Chuang Yi-Hsuan, Su Ja-Hwung, Lin Tzu-Chieh, Cheng Hue-Xin, Shen Pin-Hao, Ou Jin-Ping, Han Ding-Hong, Liao Yi-Wen, Lee Yeong-Chyi, Cheng Yu-Fan, Hong Tzung-Pei, Shu-Min Li Katherine, Lu Yi, Wang Chih-Chi
Liver Transplantation ProgramKaohsiung Chang Gung Memorial Hospital Niaosung District Kaohsiung 833401 Taiwan.
Department of Diagnostic RadiologyKaohsiung Chang Gung Memorial Hospital Niaosung District Kaohsiung 833401 Taiwan.
IEEE J Transl Eng Health Med. 2025 Jun 5;13:251-260. doi: 10.1109/JTEHM.2025.3576827. eCollection 2025.

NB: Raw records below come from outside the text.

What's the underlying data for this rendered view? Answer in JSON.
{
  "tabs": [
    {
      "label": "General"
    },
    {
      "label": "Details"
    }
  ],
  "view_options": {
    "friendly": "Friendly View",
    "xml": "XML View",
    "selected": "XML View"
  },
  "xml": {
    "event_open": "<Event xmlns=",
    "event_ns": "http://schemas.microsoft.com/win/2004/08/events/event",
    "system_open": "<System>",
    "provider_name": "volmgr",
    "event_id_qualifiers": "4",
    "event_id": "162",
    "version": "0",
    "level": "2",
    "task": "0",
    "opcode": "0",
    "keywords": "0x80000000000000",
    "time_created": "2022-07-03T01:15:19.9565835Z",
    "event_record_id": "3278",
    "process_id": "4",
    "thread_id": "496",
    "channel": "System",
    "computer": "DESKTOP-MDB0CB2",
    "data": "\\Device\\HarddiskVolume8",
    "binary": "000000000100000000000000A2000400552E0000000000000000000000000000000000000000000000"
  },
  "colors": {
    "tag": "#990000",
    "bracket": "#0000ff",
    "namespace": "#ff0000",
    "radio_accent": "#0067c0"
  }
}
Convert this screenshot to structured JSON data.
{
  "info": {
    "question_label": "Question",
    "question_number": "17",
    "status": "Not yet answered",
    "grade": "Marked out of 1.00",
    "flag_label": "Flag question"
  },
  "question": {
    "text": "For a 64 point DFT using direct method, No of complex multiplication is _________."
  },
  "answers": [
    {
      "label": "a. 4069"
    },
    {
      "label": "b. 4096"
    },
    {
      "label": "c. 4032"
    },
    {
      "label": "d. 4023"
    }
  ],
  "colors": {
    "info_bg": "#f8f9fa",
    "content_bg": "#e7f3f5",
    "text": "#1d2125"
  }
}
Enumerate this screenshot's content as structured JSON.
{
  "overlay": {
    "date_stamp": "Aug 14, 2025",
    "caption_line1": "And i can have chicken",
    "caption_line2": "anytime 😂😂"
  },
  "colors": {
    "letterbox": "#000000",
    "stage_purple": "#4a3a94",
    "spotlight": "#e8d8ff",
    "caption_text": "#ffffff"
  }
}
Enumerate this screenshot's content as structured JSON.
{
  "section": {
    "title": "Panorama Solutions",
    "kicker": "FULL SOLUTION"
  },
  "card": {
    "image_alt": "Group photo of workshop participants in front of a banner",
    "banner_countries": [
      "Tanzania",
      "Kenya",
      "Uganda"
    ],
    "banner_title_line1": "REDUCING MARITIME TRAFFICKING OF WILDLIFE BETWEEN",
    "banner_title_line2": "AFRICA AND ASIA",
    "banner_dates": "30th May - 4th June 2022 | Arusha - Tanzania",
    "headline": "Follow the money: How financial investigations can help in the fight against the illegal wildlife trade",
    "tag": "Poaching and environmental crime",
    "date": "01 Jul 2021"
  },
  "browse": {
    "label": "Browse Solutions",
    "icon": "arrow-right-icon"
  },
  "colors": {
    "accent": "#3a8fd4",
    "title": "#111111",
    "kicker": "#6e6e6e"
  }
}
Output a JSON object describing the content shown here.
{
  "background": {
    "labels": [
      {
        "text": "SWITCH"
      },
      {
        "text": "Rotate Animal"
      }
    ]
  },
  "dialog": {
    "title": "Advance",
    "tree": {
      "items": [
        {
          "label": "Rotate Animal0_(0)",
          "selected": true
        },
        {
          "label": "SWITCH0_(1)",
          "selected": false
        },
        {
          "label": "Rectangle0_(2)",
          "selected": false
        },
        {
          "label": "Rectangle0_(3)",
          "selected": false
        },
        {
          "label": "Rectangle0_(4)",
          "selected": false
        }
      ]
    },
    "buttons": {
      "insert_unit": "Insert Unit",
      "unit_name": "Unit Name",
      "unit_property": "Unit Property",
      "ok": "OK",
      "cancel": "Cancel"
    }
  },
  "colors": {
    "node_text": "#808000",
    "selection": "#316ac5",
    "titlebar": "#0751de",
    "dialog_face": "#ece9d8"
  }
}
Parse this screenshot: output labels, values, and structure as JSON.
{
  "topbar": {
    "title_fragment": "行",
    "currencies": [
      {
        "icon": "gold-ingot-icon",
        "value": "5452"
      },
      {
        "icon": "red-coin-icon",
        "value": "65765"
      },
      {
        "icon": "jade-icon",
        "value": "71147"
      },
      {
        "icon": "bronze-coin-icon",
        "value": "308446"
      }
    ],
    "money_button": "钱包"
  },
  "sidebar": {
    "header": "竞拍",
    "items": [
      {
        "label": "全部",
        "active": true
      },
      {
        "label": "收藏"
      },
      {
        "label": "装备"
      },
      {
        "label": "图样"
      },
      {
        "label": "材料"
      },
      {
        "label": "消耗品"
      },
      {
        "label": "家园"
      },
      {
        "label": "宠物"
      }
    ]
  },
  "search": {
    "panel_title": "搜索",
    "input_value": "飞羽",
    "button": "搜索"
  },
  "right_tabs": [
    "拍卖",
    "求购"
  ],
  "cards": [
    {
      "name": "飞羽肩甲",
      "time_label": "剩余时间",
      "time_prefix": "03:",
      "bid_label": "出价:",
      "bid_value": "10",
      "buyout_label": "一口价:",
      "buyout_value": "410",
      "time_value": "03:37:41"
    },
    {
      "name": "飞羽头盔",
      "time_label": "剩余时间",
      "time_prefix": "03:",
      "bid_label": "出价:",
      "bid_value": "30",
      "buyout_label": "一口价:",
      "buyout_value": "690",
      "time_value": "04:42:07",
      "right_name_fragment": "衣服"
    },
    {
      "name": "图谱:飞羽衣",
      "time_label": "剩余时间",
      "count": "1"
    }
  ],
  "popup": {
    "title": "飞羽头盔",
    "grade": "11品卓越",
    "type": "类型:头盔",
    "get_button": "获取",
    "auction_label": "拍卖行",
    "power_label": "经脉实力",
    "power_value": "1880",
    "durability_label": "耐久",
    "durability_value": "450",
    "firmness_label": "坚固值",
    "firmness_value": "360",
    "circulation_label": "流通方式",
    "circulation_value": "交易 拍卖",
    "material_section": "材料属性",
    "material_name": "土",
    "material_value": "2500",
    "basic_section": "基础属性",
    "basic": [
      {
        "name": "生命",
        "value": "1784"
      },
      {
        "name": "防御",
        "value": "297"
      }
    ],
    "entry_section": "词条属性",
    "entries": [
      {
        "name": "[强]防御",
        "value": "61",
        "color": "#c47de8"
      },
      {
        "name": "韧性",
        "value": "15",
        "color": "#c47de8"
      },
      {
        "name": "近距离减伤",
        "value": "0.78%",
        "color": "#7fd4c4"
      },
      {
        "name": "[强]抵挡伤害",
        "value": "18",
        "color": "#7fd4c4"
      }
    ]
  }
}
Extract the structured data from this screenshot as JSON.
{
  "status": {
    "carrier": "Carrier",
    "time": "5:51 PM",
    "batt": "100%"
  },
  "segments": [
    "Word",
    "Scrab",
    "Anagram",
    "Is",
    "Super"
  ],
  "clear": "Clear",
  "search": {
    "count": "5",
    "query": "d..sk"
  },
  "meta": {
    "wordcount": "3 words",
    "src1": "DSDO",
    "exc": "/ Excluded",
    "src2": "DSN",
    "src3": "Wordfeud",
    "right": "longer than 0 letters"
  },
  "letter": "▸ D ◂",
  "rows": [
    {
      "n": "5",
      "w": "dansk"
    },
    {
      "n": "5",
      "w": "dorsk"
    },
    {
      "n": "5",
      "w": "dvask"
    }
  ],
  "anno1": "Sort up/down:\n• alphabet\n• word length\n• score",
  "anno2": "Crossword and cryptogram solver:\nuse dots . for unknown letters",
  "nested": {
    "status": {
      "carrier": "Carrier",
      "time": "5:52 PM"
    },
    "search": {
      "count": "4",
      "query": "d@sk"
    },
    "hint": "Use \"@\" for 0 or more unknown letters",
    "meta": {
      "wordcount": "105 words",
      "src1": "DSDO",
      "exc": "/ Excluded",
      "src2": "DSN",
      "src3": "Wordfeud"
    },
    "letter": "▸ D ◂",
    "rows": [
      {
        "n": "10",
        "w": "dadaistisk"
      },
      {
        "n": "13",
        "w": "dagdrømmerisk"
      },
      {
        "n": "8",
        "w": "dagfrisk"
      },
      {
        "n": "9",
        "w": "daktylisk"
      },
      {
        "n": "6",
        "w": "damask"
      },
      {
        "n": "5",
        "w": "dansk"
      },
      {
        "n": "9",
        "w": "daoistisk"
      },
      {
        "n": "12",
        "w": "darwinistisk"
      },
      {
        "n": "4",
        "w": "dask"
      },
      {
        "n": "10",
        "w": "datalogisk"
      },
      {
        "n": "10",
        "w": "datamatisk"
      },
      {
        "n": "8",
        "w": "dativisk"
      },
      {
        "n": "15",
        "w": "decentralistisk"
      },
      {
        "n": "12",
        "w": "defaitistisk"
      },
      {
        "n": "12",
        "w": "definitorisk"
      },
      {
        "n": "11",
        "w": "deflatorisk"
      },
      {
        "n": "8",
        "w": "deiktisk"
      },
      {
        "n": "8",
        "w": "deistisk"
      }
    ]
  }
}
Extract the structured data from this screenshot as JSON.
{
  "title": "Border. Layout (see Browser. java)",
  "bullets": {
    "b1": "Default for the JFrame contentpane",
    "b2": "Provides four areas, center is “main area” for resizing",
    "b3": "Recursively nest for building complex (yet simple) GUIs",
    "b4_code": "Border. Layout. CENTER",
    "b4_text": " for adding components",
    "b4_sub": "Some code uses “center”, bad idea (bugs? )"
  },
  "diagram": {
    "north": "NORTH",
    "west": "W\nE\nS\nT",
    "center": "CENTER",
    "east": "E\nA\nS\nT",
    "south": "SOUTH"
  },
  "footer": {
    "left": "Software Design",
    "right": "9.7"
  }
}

In recent years, visual cancer information retrieval using Artificial Intelligence has been shown to be effective in diagnosis and treatment. Especially for a modern liver-cancer diagnosis system, the automated tumor annotation plays a crucial role. So-called tumor annotation refers to tagging the tumor in Biomedical images by computer vision technologies such as Deep Learning. After annotation, the tumor information such as tumor location, tumor size and tumor characteristics can be output into a clinical report. To this end, this paper proposes an effective approach that includes tumor segmentation, tumor location, tumor measuring, and tumor recognition to achieve high-quality tumor annotation, thereby assisting radiologists in efficiently making accurate diagnosis reports. For tumor segmentation, a Multi-Residual Attention Unet is proposed to alleviate problems of vanishing gradient and information diversity. For tumor location, an effective Multi-SeResUnet is proposed to partition the liver into 8 couinaud segments. Based on the partitioned segments, the tumor is located accurately. For tumor recognition, an effective multi-labeling classifier is used to recognize the tumor characteristics by the visual tumor features. For tumor measuring, a regression model is proposed to measure the tumor size. To reveal the effectiveness of individual methods, each method was evaluated on real datasets. The experimental results reveal that the proposed methods are more promising than the state-of-the-art methods in tumor segmentation, tumor measuring, tumor localization and tumor recognition. Specifically, the average tumor size error and the annotation accuracy are 0.432 cm and 91.6%, respectively, which suggest potential for reducing radiologists' workload. In summary, this paper proposes an effective tumor annotation for an automated diagnosis support system. Clinical and Translational Impact Statement-The proposed methods have been evaluated and shown to significantly improve the efficiency and accuracy of liver tumor annotation, reducing the time required for radiologists to complete reports on tumor segmentation, liver partition, tumor measuring and tumor recognition. By integrating into existing clinical decision support systems, it has the potential to reduce diagnostic errors and treatment delays, thereby improving patient outcomes and clinical workflow.
近年来,利用人工智能进行视觉癌症信息检索在诊断和治疗中已被证明是有效的。特别是对于现代肝癌诊断系统,自动肿瘤标注起着至关重要的作用。所谓的肿瘤标注是指通过深度学习等计算机视觉技术在生物医学图像中标记肿瘤。标注后,肿瘤位置、肿瘤大小和肿瘤特征等肿瘤信息可以输出到临床报告中。为此,本文提出了一种有效的方法,包括肿瘤分割、肿瘤定位、肿瘤测量和肿瘤识别,以实现高质量的肿瘤标注,从而协助放射科医生高效地做出准确的诊断报告。对于肿瘤分割,提出了一种多残差注意力Unet来缓解梯度消失和信息多样性问题。对于肿瘤定位,提出了一种有效的多通道残差Unet将肝脏划分为8个Couinaud段。基于划分后的段,准确地定位肿瘤。对于肿瘤识别,使用有效的多标签分类器通过视觉肿瘤特征识别肿瘤特征。对于肿瘤测量,提出了一种回归模型来测量肿瘤大小。为了揭示各个方法的有效性,在真实数据集上对每个方法进行了评估。实验结果表明,所提出的方法在肿瘤分割、肿瘤测量、肿瘤定位和肿瘤识别方面比现有方法更有前景。具体而言,平均肿瘤大小误差和标注准确率分别为0.432厘米和91.6%,这表明有潜力减轻放射科医生的工作量。总之,本文为自动诊断支持系统提出了一种有效的肿瘤标注方法。临床和转化影响声明——所提出的方法已经过评估,并显示出显著提高了肝脏肿瘤标注的效率和准确性,减少了放射科医生完成肿瘤分割、肝脏划分、肿瘤测量和肿瘤识别报告所需的时间。通过集成到现有的临床决策支持系统中,它有可能减少诊断错误和治疗延迟,从而改善患者预后和临床工作流程。